Mismatching between bbox coordinates and the image

hassan-mahmood / TIES_DataGeneration

Dataset Generation Code for: S.R. Qasim, H. Mahmood, and F. Shafait, Rethinking Table Parsing using Graph Neural Networks (2019)

MIT License

118 stars 39 forks source link

Mismatching between bbox coordinates and the image #2

Closed leonlulu closed 5 years ago

leonlulu commented 5 years ago

Hi, there. I am trying to generate the table annotations based on your codes. But I found there was an approximately 1.25 factor gap between the bounding box coordinates in data_arr and the output table images. (That is, only when I multiply the coordinates by 1.25 then draw the bboxes on the images, they match.) It's not a critical problem, but I just can't stop wondering what could cause this problem?

hassan-mahmood commented 5 years ago

There shouldn't be. There is a margin of 3 on both sides of a bounding box to visualize the bounding boxes. Without this margin, it will be a tight bounding box around each word. In either case, the coordinates will completely enclose each word. You can have a look at draw_matrix function in the code. Call draw_matrix function inside generate_tf_record function and pass im,arr and any one of the matrix (cellmatrix,colmatrix,rowmatrix) to visualize the bounding boxes.

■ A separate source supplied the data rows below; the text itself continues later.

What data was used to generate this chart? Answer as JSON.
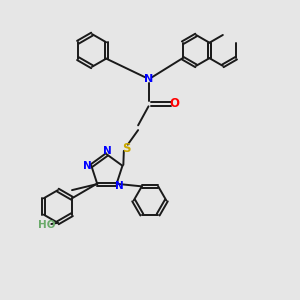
{
  "background_color": "#e6e6e6",
  "bond_color": "#1a1a1a",
  "n_color": "#0000ff",
  "o_color": "#ff0000",
  "s_color": "#ccaa00",
  "ho_color": "#6aaa6a",
  "figsize": [
    3.0,
    3.0
  ],
  "dpi": 100,
  "xlim": [
    0,
    10
  ],
  "ylim": [
    0,
    10
  ]
}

hassan-mahmood commented 5 years ago

I have added code for visualization. You can compare your results (without 1.25 factor) and these visualizations.

leonlulu commented 5 years ago

Thank you very much for updating the visualization codes. I tried draw_matrices function and found the same problem. The mismatching of the bboxes coordinates can be traced back to html_to_img function. I'm not familiar with selenium so I can just guess it's caused by resolution settings in web driver on different computer or server.

leonlulu commented 5 years ago

Also, another question. Is there a way I can get the coordinates of each row and each col like the UNLV dataset annotations? Thanks a lot!

leonlulu commented 5 years ago

Change the monitor setting from 125% to 100%, then it's ok.

hassan-mahmood commented 5 years ago

Also, another question. Is there a way I can get the coordinates of each row and each col like the UNLV dataset annotations? Thanks a lot!

If you want to extract coordinates (min_x, min_y, max_x, max_y) that enclose one complete row:

Get all the word IDs that share a row from same_row_matrix.
Iterate through bounding boxes of all those IDs and find minimum x, y and maximum x,y of all. (You can vectorize this operation using numpy). Those 4 values will be the coordinates that enclose one complete row. You can follow same steps for columns by using same_col_matrix.

hassan-mahmood commented 5 years ago

Change the monitor setting from 125% to 100%, then it's ok. Can you please elaborate, what was the issue?